After President Visits Key Bridge to Warn of Highway Trust Fund Shortfall, Norton Urges Immediate Closure of Corporate Tax Loopholes to Replenish Funds
WASHINGTON, D.C. – Congresswoman Eleanor Holmes Norton (D-DC), Ranking Member of the Transportation and Infrastructure Committee's Subcommittee on Highways and Transit, said today that the President's visit to Key Bridge this afternoon and the Department of Transportation's (DOT) warning that the Highway Trust Fund (HTF) will run out by the end of August leaves Congress less than a month to find a solution.

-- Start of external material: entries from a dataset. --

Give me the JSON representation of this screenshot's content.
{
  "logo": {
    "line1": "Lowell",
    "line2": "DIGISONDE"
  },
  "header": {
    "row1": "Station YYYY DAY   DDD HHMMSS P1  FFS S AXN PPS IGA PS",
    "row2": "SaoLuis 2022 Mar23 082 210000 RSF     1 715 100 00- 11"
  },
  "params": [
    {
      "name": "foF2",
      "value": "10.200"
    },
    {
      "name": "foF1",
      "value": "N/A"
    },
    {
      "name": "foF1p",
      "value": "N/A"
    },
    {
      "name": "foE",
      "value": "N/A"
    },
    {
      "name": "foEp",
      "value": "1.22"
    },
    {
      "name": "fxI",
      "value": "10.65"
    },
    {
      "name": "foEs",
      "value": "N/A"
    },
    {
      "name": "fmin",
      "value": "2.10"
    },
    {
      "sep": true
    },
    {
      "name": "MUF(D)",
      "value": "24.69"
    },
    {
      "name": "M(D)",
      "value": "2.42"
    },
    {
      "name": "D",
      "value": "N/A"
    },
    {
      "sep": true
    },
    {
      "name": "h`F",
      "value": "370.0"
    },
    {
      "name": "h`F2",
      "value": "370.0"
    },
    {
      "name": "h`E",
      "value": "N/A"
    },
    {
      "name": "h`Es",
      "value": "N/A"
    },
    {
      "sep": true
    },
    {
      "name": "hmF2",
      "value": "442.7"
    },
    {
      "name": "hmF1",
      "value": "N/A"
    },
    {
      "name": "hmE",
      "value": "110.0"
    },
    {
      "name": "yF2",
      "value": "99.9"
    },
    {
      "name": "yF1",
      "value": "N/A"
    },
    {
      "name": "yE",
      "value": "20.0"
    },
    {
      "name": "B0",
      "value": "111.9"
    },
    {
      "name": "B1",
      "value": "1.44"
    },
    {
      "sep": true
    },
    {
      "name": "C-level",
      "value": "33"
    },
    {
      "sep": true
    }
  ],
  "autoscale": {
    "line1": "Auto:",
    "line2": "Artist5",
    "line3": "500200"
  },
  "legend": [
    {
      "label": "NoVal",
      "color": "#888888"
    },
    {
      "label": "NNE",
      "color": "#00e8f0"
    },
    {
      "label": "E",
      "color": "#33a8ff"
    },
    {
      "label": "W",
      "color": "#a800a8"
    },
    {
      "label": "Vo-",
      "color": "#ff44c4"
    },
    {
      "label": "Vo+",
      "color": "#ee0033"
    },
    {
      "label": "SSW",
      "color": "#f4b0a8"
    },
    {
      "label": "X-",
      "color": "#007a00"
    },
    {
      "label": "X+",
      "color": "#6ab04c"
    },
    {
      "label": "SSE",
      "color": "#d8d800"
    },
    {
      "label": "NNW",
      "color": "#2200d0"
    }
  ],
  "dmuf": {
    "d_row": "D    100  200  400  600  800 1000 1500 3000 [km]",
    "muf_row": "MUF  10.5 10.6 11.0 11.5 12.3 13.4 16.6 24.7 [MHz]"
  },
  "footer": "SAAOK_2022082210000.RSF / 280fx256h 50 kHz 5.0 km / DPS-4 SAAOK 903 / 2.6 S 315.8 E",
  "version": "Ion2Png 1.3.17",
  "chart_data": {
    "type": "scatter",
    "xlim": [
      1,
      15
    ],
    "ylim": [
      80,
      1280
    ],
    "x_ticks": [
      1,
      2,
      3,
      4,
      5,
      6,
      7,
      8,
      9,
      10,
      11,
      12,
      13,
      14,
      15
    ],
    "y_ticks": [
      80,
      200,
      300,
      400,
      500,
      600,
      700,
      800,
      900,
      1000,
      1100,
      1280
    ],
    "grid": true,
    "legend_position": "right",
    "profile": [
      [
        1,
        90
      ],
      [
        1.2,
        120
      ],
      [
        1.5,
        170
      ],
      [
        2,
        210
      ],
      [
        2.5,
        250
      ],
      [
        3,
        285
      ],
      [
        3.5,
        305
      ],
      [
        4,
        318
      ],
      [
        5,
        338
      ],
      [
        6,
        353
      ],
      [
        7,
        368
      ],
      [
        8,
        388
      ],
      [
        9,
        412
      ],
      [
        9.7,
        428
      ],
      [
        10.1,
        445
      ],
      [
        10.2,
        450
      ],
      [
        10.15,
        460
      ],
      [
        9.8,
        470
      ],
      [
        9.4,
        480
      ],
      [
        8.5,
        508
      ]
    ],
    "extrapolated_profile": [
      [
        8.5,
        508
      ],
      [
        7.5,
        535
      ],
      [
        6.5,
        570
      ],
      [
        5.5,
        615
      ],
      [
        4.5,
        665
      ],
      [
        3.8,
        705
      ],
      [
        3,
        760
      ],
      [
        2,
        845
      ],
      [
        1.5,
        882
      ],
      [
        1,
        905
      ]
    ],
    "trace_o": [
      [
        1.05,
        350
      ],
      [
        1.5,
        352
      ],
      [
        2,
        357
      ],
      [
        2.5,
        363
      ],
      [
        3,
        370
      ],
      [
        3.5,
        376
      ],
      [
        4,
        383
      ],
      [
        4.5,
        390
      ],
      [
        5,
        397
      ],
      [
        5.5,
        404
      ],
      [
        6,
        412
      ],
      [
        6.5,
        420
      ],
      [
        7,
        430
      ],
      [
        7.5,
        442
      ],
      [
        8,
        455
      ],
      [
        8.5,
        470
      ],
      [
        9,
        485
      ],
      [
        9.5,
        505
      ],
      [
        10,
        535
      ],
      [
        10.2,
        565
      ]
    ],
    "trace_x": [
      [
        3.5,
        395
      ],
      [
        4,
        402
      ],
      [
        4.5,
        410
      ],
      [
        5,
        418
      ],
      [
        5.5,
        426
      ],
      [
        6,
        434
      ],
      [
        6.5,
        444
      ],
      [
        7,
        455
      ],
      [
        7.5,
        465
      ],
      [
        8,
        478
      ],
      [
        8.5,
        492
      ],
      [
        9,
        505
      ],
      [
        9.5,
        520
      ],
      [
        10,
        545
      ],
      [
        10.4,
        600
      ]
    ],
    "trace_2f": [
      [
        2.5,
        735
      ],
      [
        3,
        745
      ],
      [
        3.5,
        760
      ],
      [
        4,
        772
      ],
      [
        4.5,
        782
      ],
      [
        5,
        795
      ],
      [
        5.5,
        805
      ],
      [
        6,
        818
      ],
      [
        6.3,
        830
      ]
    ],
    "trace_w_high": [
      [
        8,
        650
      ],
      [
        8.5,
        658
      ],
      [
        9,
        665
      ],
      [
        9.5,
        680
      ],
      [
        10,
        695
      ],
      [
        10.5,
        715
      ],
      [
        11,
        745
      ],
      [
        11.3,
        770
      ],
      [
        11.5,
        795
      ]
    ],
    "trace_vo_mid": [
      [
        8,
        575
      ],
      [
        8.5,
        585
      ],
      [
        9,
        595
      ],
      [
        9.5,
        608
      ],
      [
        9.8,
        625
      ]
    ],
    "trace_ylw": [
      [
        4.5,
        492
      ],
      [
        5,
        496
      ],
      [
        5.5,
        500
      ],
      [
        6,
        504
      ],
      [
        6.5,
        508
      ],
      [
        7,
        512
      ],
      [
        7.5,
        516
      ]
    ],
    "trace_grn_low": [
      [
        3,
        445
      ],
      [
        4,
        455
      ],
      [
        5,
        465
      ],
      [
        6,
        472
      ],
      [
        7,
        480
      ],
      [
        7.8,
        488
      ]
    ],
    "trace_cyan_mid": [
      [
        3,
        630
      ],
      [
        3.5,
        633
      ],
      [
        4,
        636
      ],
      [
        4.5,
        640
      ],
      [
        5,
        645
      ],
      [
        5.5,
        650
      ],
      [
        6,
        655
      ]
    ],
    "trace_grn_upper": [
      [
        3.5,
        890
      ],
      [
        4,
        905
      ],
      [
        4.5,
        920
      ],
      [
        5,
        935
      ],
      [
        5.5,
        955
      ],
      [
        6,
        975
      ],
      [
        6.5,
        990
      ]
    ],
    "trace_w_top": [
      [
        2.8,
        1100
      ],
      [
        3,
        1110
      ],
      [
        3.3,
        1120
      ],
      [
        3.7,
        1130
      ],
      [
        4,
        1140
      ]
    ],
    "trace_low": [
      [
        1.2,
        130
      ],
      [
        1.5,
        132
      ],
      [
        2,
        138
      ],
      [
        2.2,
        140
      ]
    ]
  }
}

"Due to Congress' inaction, we now face an infrastructure emergency," Norton said. "If Congress does not act by the end of the month, it will force the Department of Transportation to ration reimbursements to the states, and will be directly responsible for the loss of thousands of good-paying jobs, for the slowdown of current projects, and for the cancellation of new infrastructure work nationwide. The greatest danger, of course, is to the economy itself. Instead of investing in our infrastructure and in jobs, House Republicans have held steadfast to maintain corporate loopholes that ship jobs and investments overseas. Only real money, no gimmicks, can fix this."
Norton is an original cosponsor of H.R. 4985, the Stop Corporate Expatriation and Invest in America's Infrastructure Act, which closes corporate tax loopholes to help increase revenue for the HTF.
Last month, Norton joined highway users, construction professionals, material and equipment suppliers, and labor representatives at a rally to call for congressional action before the HTF becomes insolvent. HTF insolvency could mean the delay of more than 100,000 roadway projects and 5,600 transit projects, and could cost the economy as many as 700,000 construction jobs in the next year.
If Congress does not allocate more funds to the HTF, the DOT will implement a cash management plan at the beginning of August to manage the flow of federal dollars to states, and reimbursements for infrastructure work will be limited to the available cash remaining in the HTF.
In May of this year, Norton sent a memo to her colleagues on the Transportation and Infrastructure Committee indicating the widespread implications of an underfunded HTF. In the memo dated May 9, 2014, she wrote the "HTF will not be able to reimburse states for work already completed as early as mid-July" and the "looming crisis will require Congress to provide additional resources to patch the HTF to ensure limited disruption to the surface transportation construction market for the remainder of fiscal year 2014."
According to the nonpartisan Congressional Budget Office, it will cost $8.1 billion to keep the HTF solvent through the end of the calendar year.